The Croatian Democratic Union (HDZ) of President Franjo Tudjman, determined to remain in a majority, is immersed in a crisis facing the country's media.
International monitoring organisations have sounded frequent warnings over the pro-HDZ stance of the state broadcasting media and systematic harassment of independent newspapers critical of the regime.
Now the pressure is more subtle. Stjepan Malovic, professor of journalism at the University of Zagreb, says: "My personal feeling is that in 1999 government control of, and pressures on, the media will be even stronger."
The Organisation for Security and Cooperation in Europe has identified Tizak, the state distribution company, as responsible for bringing many newspaper publishers to their knees.
The six main opposition parties have drawn attention to the "extremism" of the HDZ, demonstrated by a deteriorating situation at the state television and the national news agency, HINA. Within two days this month, the heads of both the national television station and the agency resigned.

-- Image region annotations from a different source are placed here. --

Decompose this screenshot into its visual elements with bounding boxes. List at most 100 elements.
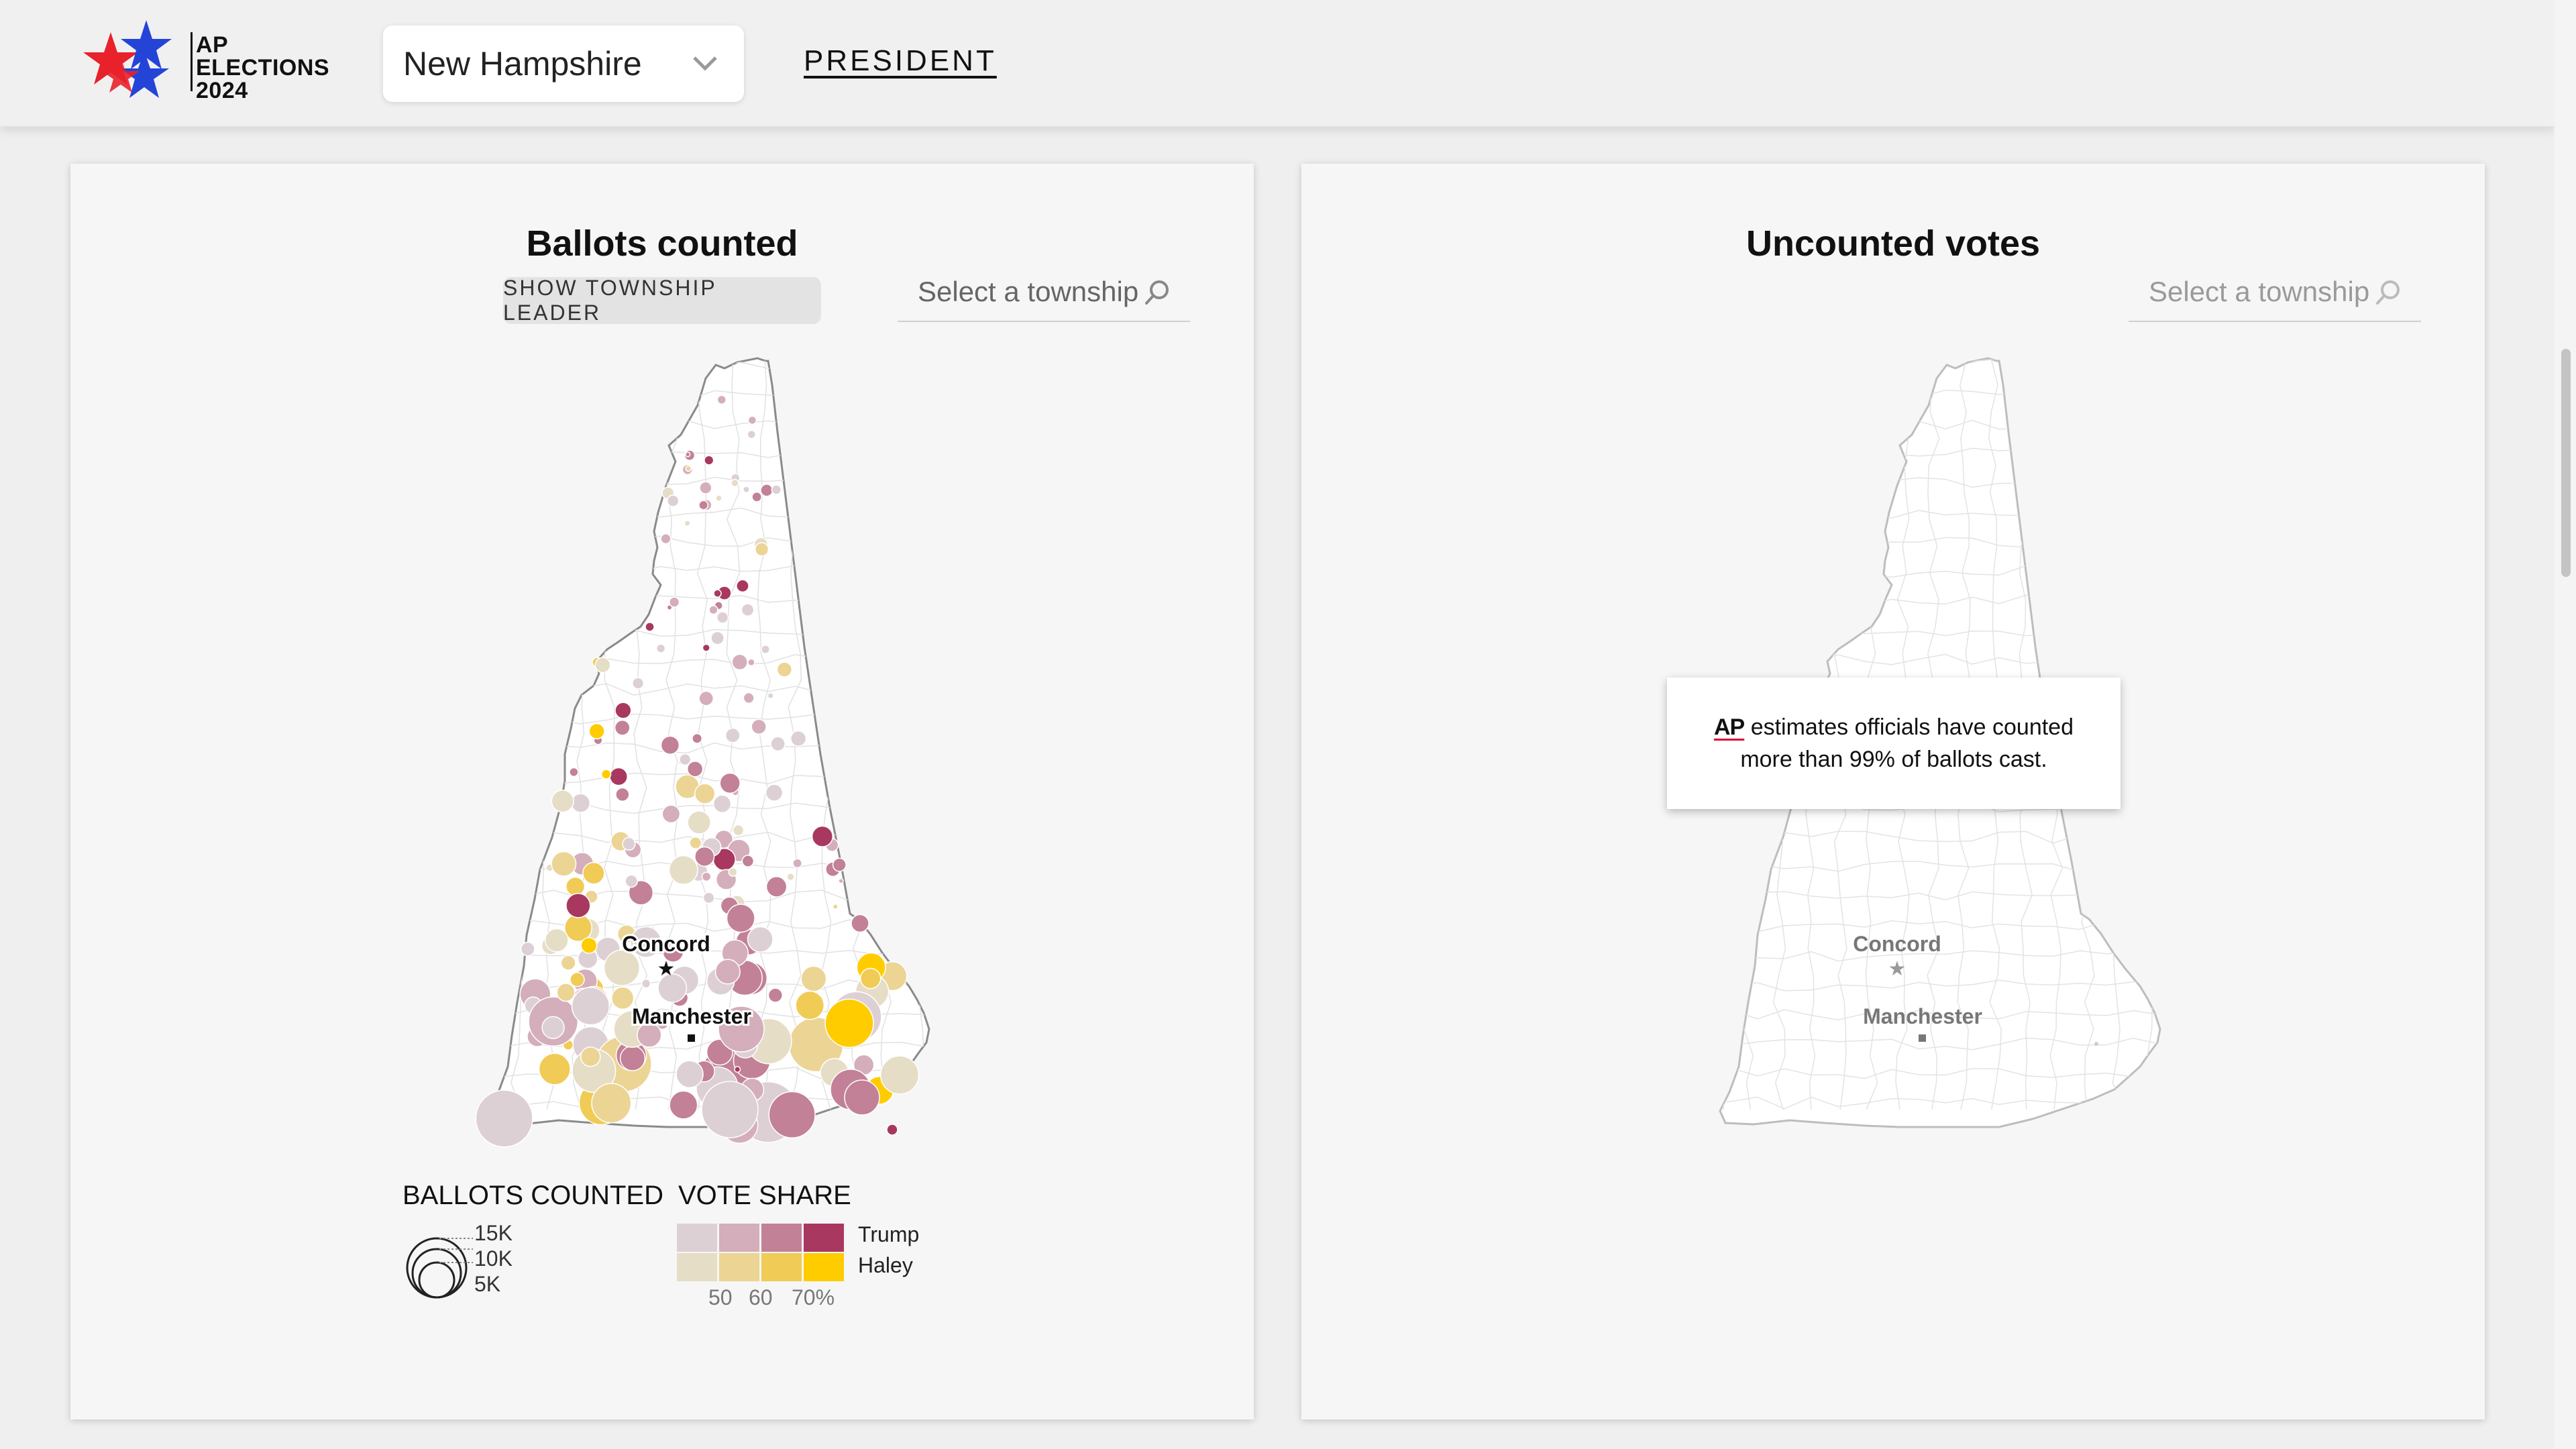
township-bubble[interactable]	[712, 794, 732, 814]
township-bubble[interactable]	[689, 837, 702, 850]
township-bubble[interactable]	[708, 605, 718, 615]
township-bubble[interactable]	[755, 542, 769, 557]
township-bubble[interactable]	[747, 429, 757, 439]
township-bubble[interactable]	[824, 998, 874, 1049]
township-bubble[interactable]	[832, 857, 847, 872]
township-bubble[interactable]	[886, 1124, 898, 1136]
township-bubble[interactable]	[676, 1060, 704, 1089]
township-bubble[interactable]	[767, 692, 774, 699]
township-bubble[interactable]	[687, 810, 712, 835]
township-bubble[interactable]	[560, 955, 576, 971]
township-bubble[interactable]	[570, 793, 591, 813]
township-bubble[interactable]	[731, 478, 739, 488]
township-bubble[interactable]	[619, 1045, 646, 1071]
township-bubble[interactable]	[641, 979, 651, 989]
scrollbar-thumb[interactable]	[2561, 349, 2571, 577]
township-bubble[interactable]	[538, 1053, 571, 1085]
township-bubble[interactable]	[685, 465, 692, 472]
township-bubble[interactable]	[710, 631, 724, 645]
township-bubble[interactable]	[776, 661, 793, 678]
township-bubble[interactable]	[551, 851, 577, 877]
township-bubble[interactable]	[544, 928, 569, 953]
township-bubble[interactable]	[684, 520, 691, 527]
township-bubble[interactable]	[580, 1046, 601, 1067]
new-hampshire-bubble-map[interactable]: Concord ★ Manchester	[70, 164, 1254, 1419]
township-bubble[interactable]	[566, 893, 591, 918]
township-bubble[interactable]	[699, 481, 712, 494]
township-bubble[interactable]	[736, 579, 749, 593]
township-bubble[interactable]	[660, 533, 672, 545]
township-bubble[interactable]	[698, 690, 714, 706]
township-bubble[interactable]	[541, 1016, 565, 1039]
township-bubble[interactable]	[747, 658, 755, 667]
township-bubble[interactable]	[741, 855, 755, 867]
township-bubble[interactable]	[765, 876, 788, 898]
township-bubble[interactable]	[594, 657, 611, 674]
state-dropdown[interactable]: New Hampshire	[383, 25, 744, 102]
township-bubble[interactable]	[580, 936, 598, 954]
township-bubble[interactable]	[795, 990, 825, 1020]
township-bubble[interactable]	[645, 622, 655, 632]
township-bubble[interactable]	[724, 727, 741, 743]
township-bubble[interactable]	[614, 702, 632, 719]
president-race-link[interactable]: PRESIDENT	[804, 44, 997, 78]
township-bubble[interactable]	[591, 1083, 632, 1124]
township-bubble[interactable]	[570, 971, 585, 987]
township-bubble[interactable]	[731, 653, 748, 671]
township-bubble[interactable]	[734, 1066, 741, 1073]
township-bubble[interactable]	[751, 491, 763, 502]
township-bubble[interactable]	[614, 719, 631, 736]
township-bubble[interactable]	[716, 611, 729, 624]
township-bubble[interactable]	[768, 1091, 816, 1138]
township-bubble[interactable]	[668, 855, 698, 885]
township-bubble[interactable]	[761, 645, 770, 654]
township-bubble[interactable]	[728, 867, 738, 877]
township-bubble[interactable]	[786, 872, 795, 881]
township-bubble[interactable]	[859, 967, 881, 989]
township-bubble[interactable]	[685, 451, 691, 458]
township-bubble[interactable]	[765, 784, 784, 802]
township-bubble[interactable]	[661, 804, 681, 824]
township-bubble[interactable]	[655, 643, 666, 653]
township-bubble[interactable]	[838, 877, 844, 884]
township-bubble[interactable]	[701, 871, 712, 882]
township-bubble[interactable]	[844, 1079, 880, 1116]
township-bubble[interactable]	[625, 874, 639, 888]
township-bubble[interactable]	[716, 394, 727, 405]
township-bubble[interactable]	[669, 1090, 698, 1120]
township-bubble[interactable]	[588, 722, 605, 740]
township-bubble[interactable]	[679, 753, 692, 766]
township-bubble[interactable]	[692, 733, 703, 744]
township-bubble[interactable]	[832, 904, 839, 910]
township-bubble[interactable]	[770, 736, 786, 752]
township-bubble[interactable]	[715, 494, 722, 502]
township-bubble[interactable]	[669, 596, 680, 608]
township-bubble[interactable]	[747, 926, 773, 953]
township-bubble[interactable]	[610, 986, 635, 1010]
township-bubble[interactable]	[631, 677, 645, 690]
township-bubble[interactable]	[660, 735, 680, 755]
township-bubble[interactable]	[714, 959, 741, 985]
township-bubble[interactable]	[726, 904, 755, 933]
township-bubble[interactable]	[698, 500, 709, 511]
township-bubble[interactable]	[743, 692, 755, 704]
township-bubble[interactable]	[767, 987, 784, 1003]
township-bubble[interactable]	[879, 1055, 920, 1095]
township-bubble[interactable]	[790, 730, 807, 747]
township-bubble[interactable]	[760, 484, 773, 497]
township-bubble[interactable]	[701, 1081, 759, 1138]
township-bubble[interactable]	[751, 718, 767, 735]
township-bubble[interactable]	[566, 876, 586, 896]
township-bubble[interactable]	[694, 783, 716, 804]
township-bubble[interactable]	[719, 772, 741, 794]
page-scrollbar[interactable]	[2555, 0, 2576, 1449]
ap-elections-logo[interactable]: AP ELECTIONS 2024	[80, 17, 335, 105]
township-bubble[interactable]	[811, 825, 834, 847]
township-bubble[interactable]	[702, 643, 710, 652]
township-bubble[interactable]	[792, 858, 802, 869]
township-bubble[interactable]	[747, 415, 757, 425]
township-bubble[interactable]	[520, 941, 535, 957]
township-bubble[interactable]	[556, 983, 576, 1002]
township-bubble[interactable]	[686, 761, 704, 777]
township-bubble[interactable]	[713, 589, 722, 598]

Most of Croatia's 2,500 journalists started their careers in the communist era, Professor Malovic says. "We tried to achieve media freedom but the war stopped that. Now we are facing threats to media freedom again."

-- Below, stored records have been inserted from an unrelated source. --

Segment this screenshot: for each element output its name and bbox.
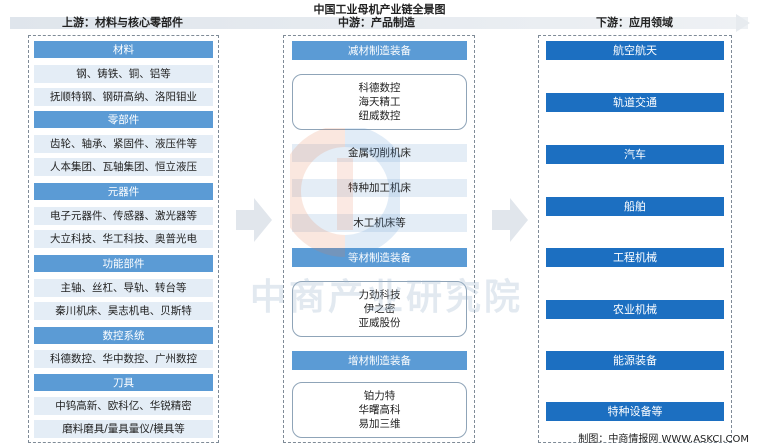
application-item: 能源装备 xyxy=(546,351,724,370)
category-components: 元器件 xyxy=(34,183,213,200)
list-item: 钢、铸铁、铜、铝等 xyxy=(34,65,213,83)
company-name: 伊之密 xyxy=(363,303,396,315)
list-item: 人本集团、瓦轴集团、恒立液压 xyxy=(34,158,213,176)
subtractive-companies-box: 科德数控 海天精工 纽威数控 xyxy=(292,74,467,130)
company-name: 易加三维 xyxy=(358,418,401,430)
midstream-column: 减材制造装备 科德数控 海天精工 纽威数控 金属切削机床 特种加工机床 木工机床… xyxy=(283,35,475,443)
flow-arrow-1 xyxy=(236,198,272,242)
list-item: 磨料磨具/量具量仪/模具等 xyxy=(34,420,213,438)
application-item: 农业机械 xyxy=(546,300,724,319)
application-item: 航空航天 xyxy=(546,41,724,60)
company-name: 华曙高科 xyxy=(358,404,401,416)
company-name: 力劲科技 xyxy=(358,289,401,301)
category-functional-parts: 功能部件 xyxy=(34,255,213,272)
company-name: 亚威股份 xyxy=(358,317,401,329)
category-tools: 刀具 xyxy=(34,374,213,391)
subtractive-equipment-header: 减材制造装备 xyxy=(292,41,467,60)
application-item: 轨道交通 xyxy=(546,93,724,112)
machine-type: 金属切削机床 xyxy=(292,144,467,162)
header-downstream: 下游：应用领域 xyxy=(596,16,673,29)
list-item: 大立科技、华工科技、奥普光电 xyxy=(34,230,213,248)
company-name: 纽威数控 xyxy=(358,110,401,122)
application-item: 船舶 xyxy=(546,197,724,216)
application-item: 工程机械 xyxy=(546,248,724,267)
list-item: 秦川机床、昊志机电、贝斯特 xyxy=(34,302,213,320)
company-name: 海天精工 xyxy=(358,96,401,108)
machine-type: 特种加工机床 xyxy=(292,179,467,197)
list-item: 抚顺特钢、钢研高纳、洛阳钼业 xyxy=(34,88,213,106)
source-credit: 制图：中商情报网 WWW.ASKCI.COM xyxy=(578,434,749,445)
category-cnc-system: 数控系统 xyxy=(34,327,213,344)
list-item: 科德数控、华中数控、广州数控 xyxy=(34,350,213,368)
list-item: 电子元器件、传感器、激光器等 xyxy=(34,207,213,225)
chart-title: 中国工业母机产业链全景图 xyxy=(313,3,446,16)
machine-type: 木工机床等 xyxy=(292,214,467,232)
application-item: 汽车 xyxy=(546,145,724,164)
upstream-column: 材料 钢、铸铁、铜、铝等 抚顺特钢、钢研高纳、洛阳钼业 零部件 齿轮、轴承、紧固… xyxy=(28,35,219,443)
flow-bar-arrowhead xyxy=(736,14,750,32)
additive-equipment-header: 增材制造装备 xyxy=(292,351,467,370)
equal-companies-box: 力劲科技 伊之密 亚威股份 xyxy=(292,281,467,337)
list-item: 主轴、丝杠、导轨、转台等 xyxy=(34,279,213,297)
header-upstream: 上游：材料与核心零部件 xyxy=(62,16,183,29)
flow-arrow-2 xyxy=(492,198,528,242)
header-midstream: 中游：产品制造 xyxy=(338,16,415,29)
additive-companies-box: 铂力特 华曙高科 易加三维 xyxy=(292,382,467,438)
category-parts: 零部件 xyxy=(34,111,213,128)
application-item: 特种设备等 xyxy=(546,402,724,421)
downstream-column: 航空航天 轨道交通 汽车 船舶 工程机械 农业机械 能源装备 特种设备等 xyxy=(538,35,732,443)
list-item: 中钨高新、欧科亿、华锐精密 xyxy=(34,397,213,415)
company-name: 铂力特 xyxy=(363,390,396,402)
equal-equipment-header: 等材制造装备 xyxy=(292,248,467,267)
list-item: 齿轮、轴承、紧固件、液压件等 xyxy=(34,135,213,153)
company-name: 科德数控 xyxy=(358,82,401,94)
category-materials: 材料 xyxy=(34,41,213,58)
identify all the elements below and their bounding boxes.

Professor Malovic, director of the new International Centre for Education of Journalists established in Opatija by the Croatian Journalists' Association, believes the key is to improve journalistic standards through professional training and career development. Short courses and workshops will give journalists from the transition economies professional training in ethics, investigative reporting, and other skills.
The task of covering the elections is one of the key tests for Croatia's journalists and Professor Malovic, who intends to organise a workshop on political journalism, is conscious of the need to work both with the state and the independent media.